An irrigation department official confirmed that the water level in Mullaperiyar dam has fallen to 109 feet — notably lower than the 115-plus feet recorded during the same period in previous years. Until April 17, the penstock was releasing around 200 cubic feet per second, barely enough to keep one generator running at reduced capacity. By April 11, generation had already dropped to 23 megawatts. Once flow fell below the 200-cubic-feet threshold, the system automatically shut down. This is not a routine maintenance outage, though officials have now begun servicing the four penstock pipes and generators. What makes this summer exceptional is the duration and intensity of the dry spell. Local observers note that both Thekkady Lake and the dam have not faced such severe depletion in nearly fifteen years. Meanwhile, water continues to be released through the Iratchilpalam Canal for drinking purposes and to fill ponds in Theni district ahead of a local festival — a decision that deepens the drought impact on Kerala’s side of the ecosystem.

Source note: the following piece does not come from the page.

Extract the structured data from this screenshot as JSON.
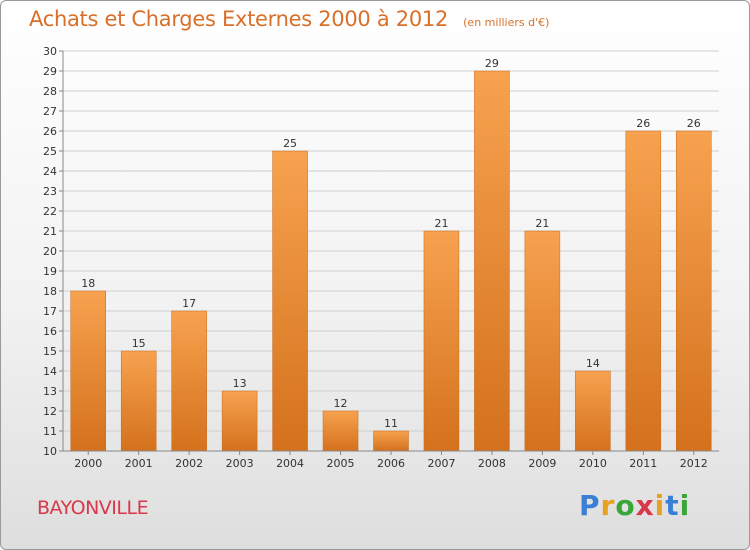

The economics of this shutdown are stark. At full capacity, Lower Camp supplies power that supports industrial belts across southern Tamil Nadu. A 168MW gap during summer — when air conditioning and agricultural pumping loads peak — forces the state grid to rely on more expensive or carbon-intensive sources. For small businesses in Madurai’s manufacturing clusters or cold storage units in Dindigul, every hour of uncertain supply translates into real losses. What the shutdown reveals is the vulnerability of inter-state water-energy dependencies in a heating climate. The Mullaperiyar structure, built more than a century ago, was never designed for back-to-back heatwaves. The dam’s storage is shared for power, drinking water, and irrigation — but in a zero-sum summer, something always loses. Maintenance work has begun on the generators and penstock. But the only true restart button is the monsoon — and whether it arrives in time, and with enough volume, remains an open question.